Leather furniture is an investment, so good maintenance is important. Here are some do's and don'ts for getting your leather to age well.
Living Room with Leather Sofa
A leather couch topped with pastel pillows adds a splash of color to a living area, matched with rustic lighting and upholstery.
Ariana LaRae Designs
1. Avoid seemingly harmless cleaners such as oil soap; it will stain and darken the leather. And mild soap, though gentle on dishwashing hands, not only will remove the dirt but just might remove the color on the leather as well. Saddle soap may be good for that catcher's mitt, but keep it away from leather furniture.
2. Don't use soap or detergent, no matter how mild. We can use mild soap on our skin because our skin is still alive and will replace the oils that soap washes off, but a leather sofa doesn't have that ability. It will eventually become brittle, dry and damaged. Why not wash with soap and then apply oil? Because the oil will stain the leather
3. Avoid placing leather furniture in direct sunlight. Virtually nothing is safe for long in the light and heat of the sun. Avoid extreme temperatures that would cause leather to dry and crack. If you're too cold or too hot in a room, so is the leather. Don't place leather next to air conditioners or radiators.

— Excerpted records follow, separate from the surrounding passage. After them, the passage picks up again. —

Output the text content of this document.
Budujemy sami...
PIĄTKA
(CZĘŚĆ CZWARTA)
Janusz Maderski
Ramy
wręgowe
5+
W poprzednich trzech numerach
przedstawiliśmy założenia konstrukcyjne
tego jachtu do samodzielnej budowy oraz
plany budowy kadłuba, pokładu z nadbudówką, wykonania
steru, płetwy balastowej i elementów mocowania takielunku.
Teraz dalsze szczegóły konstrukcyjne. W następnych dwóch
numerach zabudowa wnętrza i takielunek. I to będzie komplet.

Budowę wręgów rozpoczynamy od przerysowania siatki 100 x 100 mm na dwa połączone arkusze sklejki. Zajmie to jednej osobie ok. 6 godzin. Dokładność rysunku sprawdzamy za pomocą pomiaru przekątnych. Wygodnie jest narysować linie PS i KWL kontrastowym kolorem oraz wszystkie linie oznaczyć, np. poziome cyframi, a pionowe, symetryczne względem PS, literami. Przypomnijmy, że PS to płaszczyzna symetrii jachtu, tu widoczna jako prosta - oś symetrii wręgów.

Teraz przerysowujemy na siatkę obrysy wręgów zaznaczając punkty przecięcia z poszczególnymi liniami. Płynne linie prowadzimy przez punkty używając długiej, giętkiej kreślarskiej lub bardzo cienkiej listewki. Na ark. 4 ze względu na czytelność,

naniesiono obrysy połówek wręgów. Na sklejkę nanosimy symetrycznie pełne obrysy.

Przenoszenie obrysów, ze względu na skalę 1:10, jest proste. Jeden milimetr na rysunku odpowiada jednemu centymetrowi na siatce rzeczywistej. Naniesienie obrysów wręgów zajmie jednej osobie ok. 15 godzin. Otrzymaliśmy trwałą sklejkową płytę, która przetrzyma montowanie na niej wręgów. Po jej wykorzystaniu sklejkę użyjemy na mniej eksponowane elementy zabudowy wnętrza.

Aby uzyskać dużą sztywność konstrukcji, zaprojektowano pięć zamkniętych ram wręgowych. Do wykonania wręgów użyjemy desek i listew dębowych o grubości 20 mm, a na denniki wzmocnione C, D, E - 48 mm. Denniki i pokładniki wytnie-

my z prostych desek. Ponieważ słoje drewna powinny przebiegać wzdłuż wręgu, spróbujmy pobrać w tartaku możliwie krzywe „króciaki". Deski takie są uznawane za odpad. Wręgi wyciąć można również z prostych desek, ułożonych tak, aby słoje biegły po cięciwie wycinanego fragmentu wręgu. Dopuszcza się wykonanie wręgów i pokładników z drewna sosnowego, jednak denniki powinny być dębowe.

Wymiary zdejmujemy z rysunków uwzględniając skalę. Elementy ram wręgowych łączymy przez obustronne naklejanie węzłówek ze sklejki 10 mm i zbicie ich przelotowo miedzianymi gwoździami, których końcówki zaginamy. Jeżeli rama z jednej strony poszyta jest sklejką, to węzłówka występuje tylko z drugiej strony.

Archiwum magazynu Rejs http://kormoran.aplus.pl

4. Blot spills quickly using clean terry cloth towels or paper towels. If you spill grease or oil, use talcum powder or baking powder to help absorb it. There are also leather-furniture cleaners that would work, available from upper-end furniture stores and from some manufacturers of leather furniture.
5. If leather furniture is brand new, protect it right off the bat with a professionally applied leather protector. There are also products available for do-it-yourselfers on the after-market. If the furniture is older, have it cleaned professionally and apply the leather protector. Keep the furniture free of dust and occasionally wipe it with a barely damp cloth.